I know people reported mounting them upside down near the ceiling with good results. In my case I have windows that go up to the ceiling. I'm wondering if I can achieve the same by hanging them upside down from the ceiling.
Hi
While we can’t comment on our future products and roadmap, I’d be happy to mark this as a product request to send to the appropriate team for their regards.
There may be a third party products out there that do this, but nothing officially endorsed by Sonos, so I would suggest care when looking into this. Perhaps a community user can suggest something or an alternative method for you.
I hope this helps!
You could fabricate a bracket that would attach to the ceiling (and into a stud above it) and drop down (as a wall would) and attach your 300 to it.
I actually have no rear wall on one side of a weird living room configuration, and so need to mount one of my ERA 300’s (paired to an Arc and Gen3 SUb) on a ceiling location to make it level with the other ERA300 on the wall.
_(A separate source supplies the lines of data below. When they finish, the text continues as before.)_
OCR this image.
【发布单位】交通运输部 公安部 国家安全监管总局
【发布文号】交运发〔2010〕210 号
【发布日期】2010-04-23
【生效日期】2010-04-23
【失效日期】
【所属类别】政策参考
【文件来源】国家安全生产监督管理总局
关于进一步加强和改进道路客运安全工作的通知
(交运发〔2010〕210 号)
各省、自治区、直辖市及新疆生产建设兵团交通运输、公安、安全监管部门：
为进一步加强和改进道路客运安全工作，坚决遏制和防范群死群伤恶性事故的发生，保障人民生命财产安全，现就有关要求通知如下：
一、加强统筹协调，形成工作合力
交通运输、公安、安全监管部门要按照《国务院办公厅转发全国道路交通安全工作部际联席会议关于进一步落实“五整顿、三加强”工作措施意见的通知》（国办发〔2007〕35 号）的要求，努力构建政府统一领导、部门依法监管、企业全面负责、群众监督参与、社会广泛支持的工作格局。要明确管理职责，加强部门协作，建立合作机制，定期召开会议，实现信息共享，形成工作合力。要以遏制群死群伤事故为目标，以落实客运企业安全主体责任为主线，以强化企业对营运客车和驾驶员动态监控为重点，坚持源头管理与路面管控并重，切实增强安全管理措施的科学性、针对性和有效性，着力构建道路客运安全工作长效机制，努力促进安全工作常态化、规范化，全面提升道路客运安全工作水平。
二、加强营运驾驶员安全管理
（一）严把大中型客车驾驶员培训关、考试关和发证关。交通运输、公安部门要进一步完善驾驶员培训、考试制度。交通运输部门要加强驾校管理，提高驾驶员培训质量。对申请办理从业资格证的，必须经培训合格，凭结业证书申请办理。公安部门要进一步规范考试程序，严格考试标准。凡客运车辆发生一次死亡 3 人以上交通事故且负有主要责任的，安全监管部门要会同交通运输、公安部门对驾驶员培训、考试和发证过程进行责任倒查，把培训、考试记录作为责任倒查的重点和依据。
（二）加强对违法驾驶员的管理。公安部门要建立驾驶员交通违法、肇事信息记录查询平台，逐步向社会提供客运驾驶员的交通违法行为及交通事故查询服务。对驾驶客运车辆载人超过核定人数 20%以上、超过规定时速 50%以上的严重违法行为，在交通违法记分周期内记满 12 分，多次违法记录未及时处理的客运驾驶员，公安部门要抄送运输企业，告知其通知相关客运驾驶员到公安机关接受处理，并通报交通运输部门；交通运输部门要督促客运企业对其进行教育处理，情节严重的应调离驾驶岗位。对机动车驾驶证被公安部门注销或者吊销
Any recommendations for a brand of ceiling mount that can hold the ERA 300 as is, without modifications?
I actually have no rear wall on one side of a weird living room configuration, and so need to mount one of my ERA 300’s (paired to an Arc and Gen3 SUb) on a ceiling location to make it level with the other ERA300 on the wall.
Any recommendations for a brand of ceiling mount that can hold the ERA 300 as is, without modifications?
Well, the speaker mounts that exist for the 300 hold the speaker in place using 16mm M5 screws (per manual). Although the screw hole is on the bottom of speaker, it can be used to mount the speaker inverted. So anything that can handle that would work.
It might also make sense to buy a wall mount designed for Era 300, and mount that to a generic ceiling mount, rather than the Era 300 directly to a ceiling mount. It seems like there are some good options for ceiling mounts that will create a small vertical surface you can use for like a wall for a wall mount. I suspect the bigger issue would be getting a joist or similar in the right location for your speaker, as well as getting power.